Find out more about our Jabalbina rangers
Arts and Culture
Our area is rich with Aboriginal culture and heritage. The local indigenous heritage trails and arts and culture make Wujal Wujal a tourist destination for travellers who want to experience authentic indigenous Aboriginal and Torres Strait Islander traditions. We are also close to Australia’s early European history: nearby Weary Bay is where Captain Cook’s Endeavour struck the Great Barrier Reef in June 1770.
- Visit the Bana Yirriji Arts and Cultural Centre to see our latest exhibitions and meet our local indigenous artists.
- Our community Indigenous Knowledge Centre, Binal Mangka Bayan or ‘house of knowing things’ is a hub for local history and information about our area. Pop in to search our collections.
Before you visit:
- Contact the Council and arrange a Welcome to Country ceremony
- Plan your road trip, arrival by boat or plane – How to find us
- Book your accommodation – Where to stay
- Learn about Local laws
- Read our Safety tips
Day trips from Wujal Wujal
Wujal Wujal is also an ideal base to stay and plan day trips to other destinations in the area. Here are the top picks from our locals.
- Ayton: A small township just north of the Bloomfield River has stunning scenery and is renowned for its estuary fishing.
- Black Mountain National Park: An area rich in local Aboriginal culture in a stunning setting of mountain ranges and granite boulders.
- Bloomfield: Relax on stretches of unspoiled beaches. Visit the Black Cockatoo Art Gallery and enjoy the work of our local talented artists.

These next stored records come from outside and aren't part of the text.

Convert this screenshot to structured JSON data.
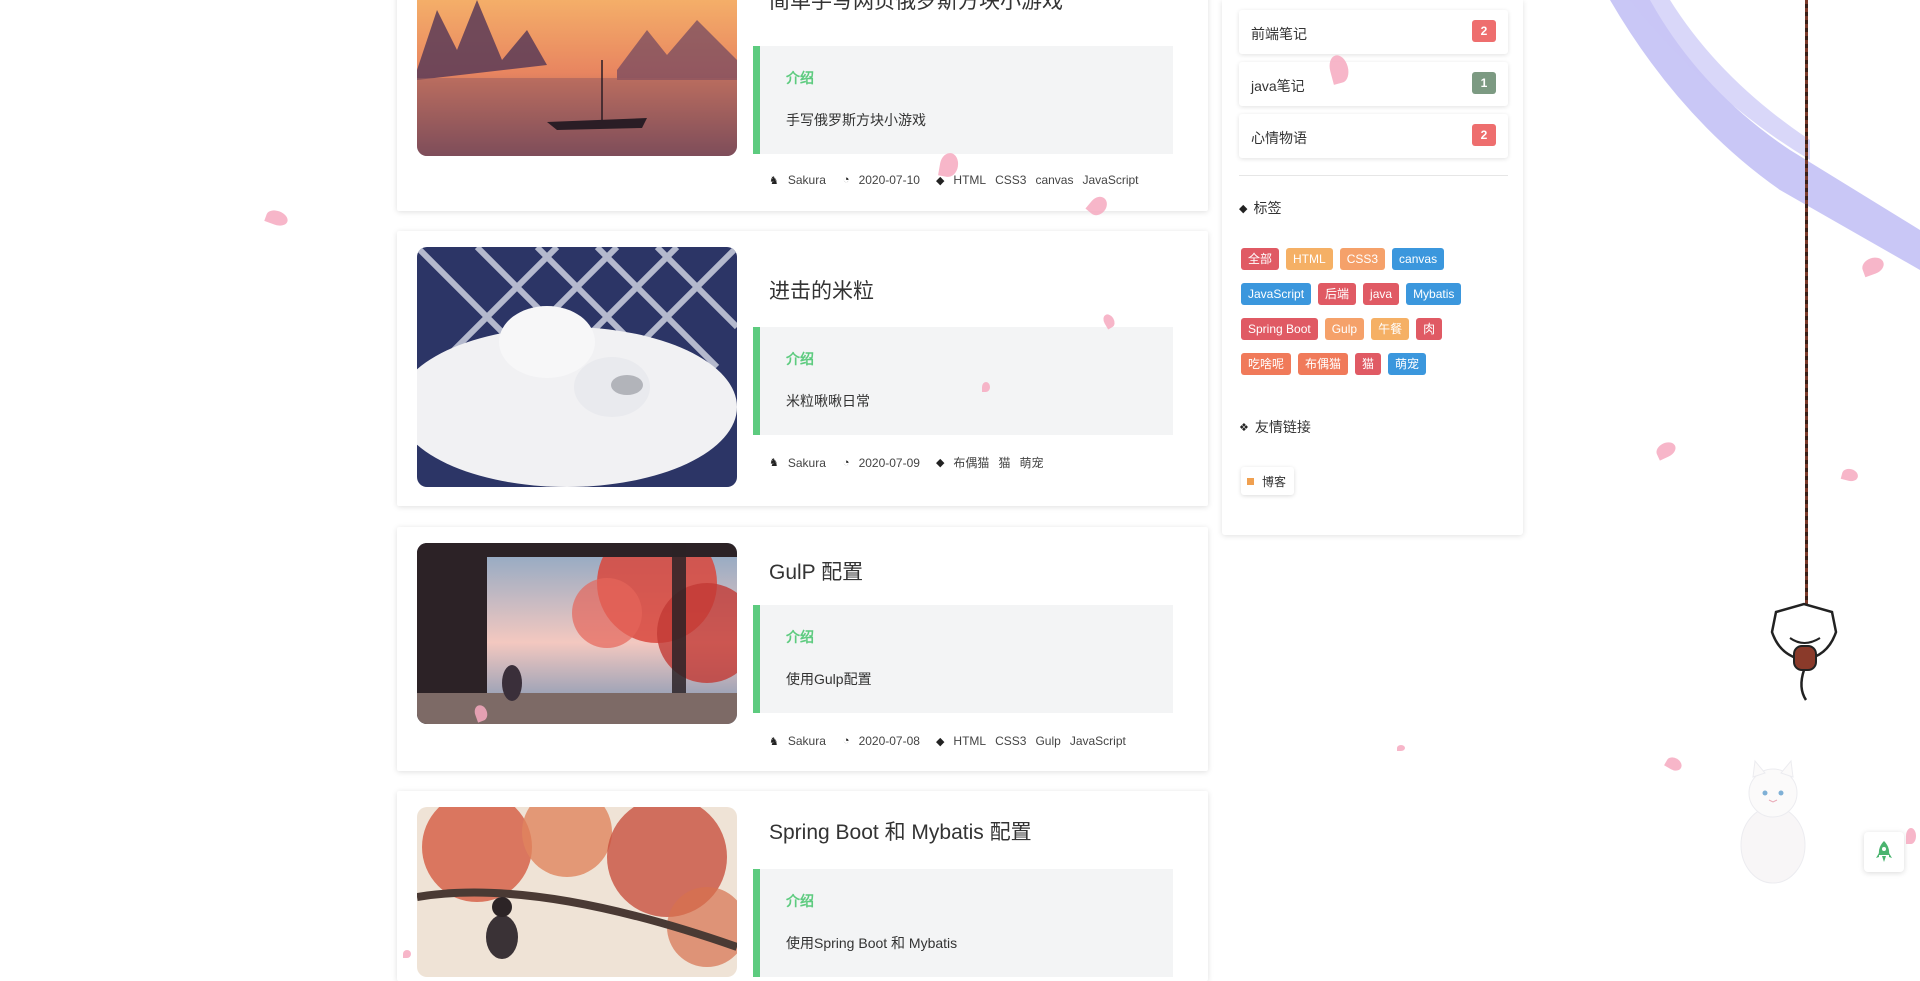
{
  "posts": [
    {
      "title": "简单手写网页俄罗斯方块小游戏",
      "intro_label": "介绍",
      "intro_text": "手写俄罗斯方块小游戏",
      "author": "Sakura",
      "date": "2020-07-10",
      "tags": [
        "HTML",
        "CSS3",
        "canvas",
        "JavaScript"
      ]
    },
    {
      "title": "进击的米粒",
      "intro_label": "介绍",
      "intro_text": "米粒啾啾日常",
      "author": "Sakura",
      "date": "2020-07-09",
      "tags": [
        "布偶猫",
        "猫",
        "萌宠"
      ]
    },
    {
      "title": "GulP 配置",
      "intro_label": "介绍",
      "intro_text": "使用Gulp配置",
      "author": "Sakura",
      "date": "2020-07-08",
      "tags": [
        "HTML",
        "CSS3",
        "Gulp",
        "JavaScript"
      ]
    },
    {
      "title": "Spring Boot 和 Mybatis 配置",
      "intro_label": "介绍",
      "intro_text": "使用Spring Boot 和 Mybatis"
    }
  ],
  "sidebar": {
    "categories": [
      {
        "name": "前端笔记",
        "count": "2",
        "color": "#ee6e6e"
      },
      {
        "name": "java笔记",
        "count": "1",
        "color": "#7c9a82"
      },
      {
        "name": "心情物语",
        "count": "2",
        "color": "#ee6e6e"
      }
    ],
    "tags_title": "标签",
    "tags": [
      [
        {
          "label": "全部",
          "color": "#e05a64"
        },
        {
          "label": "HTML",
          "color": "#f5b065"
        },
        {
          "label": "CSS3",
          "color": "#f5a16a"
        },
        {
          "label": "canvas",
          "color": "#3b97dd"
        }
      ],
      [
        {
          "label": "JavaScript",
          "color": "#3b97dd"
        },
        {
          "label": "后端",
          "color": "#e05a64"
        },
        {
          "label": "java",
          "color": "#e05a64"
        },
        {
          "label": "Mybatis",
          "color": "#3b97dd"
        }
      ],
      [
        {
          "label": "Spring Boot",
          "color": "#e05a64"
        },
        {
          "label": "Gulp",
          "color": "#f5a16a"
        },
        {
          "label": "午餐",
          "color": "#f5b065"
        },
        {
          "label": "肉",
          "color": "#e05a64"
        }
      ],
      [
        {
          "label": "吃啥呢",
          "color": "#f07a5a"
        },
        {
          "label": "布偶猫",
          "color": "#f07a5a"
        },
        {
          "label": "猫",
          "color": "#e05a64"
        },
        {
          "label": "萌宠",
          "color": "#3b97dd"
        }
      ]
    ],
    "links_title": "友情链接",
    "links": [
      {
        "label": "博客"
      }
    ]
  },
  "icons": {
    "author": "user-icon",
    "date": "clock-icon",
    "tags": "tag-icon",
    "back_to_top": "rocket-icon"
  },
  "colors": {
    "accent_green": "#5dcb7f"
  }
}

- Cedar Bay National Park: Traditional country of the Eastern Kuku Yalanji Aboriginal people, and home of the rare Bennett’s tree kangaroo, endangered southern cassowary and the beach stone-curlew.
- Cooktown: Visit historic Cooktown, Australia’s closest township to the Great Barrier Reef. Named for Captain James Cook, this is the site of the meeting between European explorers and the first Australians as the Captain and crew repaired their damaged ship, the HMS Endeavour.
- Daintree National Park, Cape Tribulation: The Daintree is the meeting place of two World Heritage areas: the rainforest of the Wet Tropics and the Great Barrier Reef.
- Great Barrier Reef: Witness one of the seven wonders of the natural world and the only living thing on earth visible from space.
- Helenvale: Enjoy the stunning views from the coastal road. Stop for a bite to eat at the historic Lions Den Hotel.
- Hope Islands National Park: A national park formed of islands, including East and West Hope islands, Struck Island and Snapper Island, home to many types of birds and fish in the northern Great Barrier Reef Marine Park.
- Monkhouse Timber Reserve: This nature reserve is home to the rare Bennett’s Tree Kangaroo, Pygmy White-tailed Rat, Daintree River Ringtail Possum and the Musky Rat Kangaroo.
- Mossman: The Mossman Gorge in the Daintree rainforest is an ancient site sacred to our Kuku Yalanji clan. The Daintree River Ferry operates about 30kms north of Mossman.
- Mount Lewis National Park: A lush, tropical rainforest, unusually accessible with more than 1,200 metres of road. Take in the vast landscapes that date back to the ancient Gondwanaland.
- Mount Windsor National Park: Located right next to the Daintree and Mount Lewis national parks, the eastern part of the park is in the Wet Tropics World Heritage Area.
- Mt Sorrow: The Mount Sorrow ridge trail is elevated by about 650 metres, with spectacular mountain slopes and views across to the Great Barrier Reef.
- Roaring Meg Falls: This sacred site is on the CREB Track which is used by locals. But visitors can access it by joining a local walking tour that includes Aboriginal storytelling.
- Rossville: A natural paradise with wonderful wildlife and secluded swimming holes, Rossville is also home to the Wallaby Creek Festival. Find out more on the Festival website.
- Shipton’s Flat: A tropical rainforest drive, perfect for birdwatching around water holes. This area is also the site of the Old Collingwood Mine, and now the head quarters for our Jabalbina indigenous rangers. Watch a short film about Shipton’s Flat.
- Weary Bay: The site where Captain Cook’s Endeavour ran into the reef.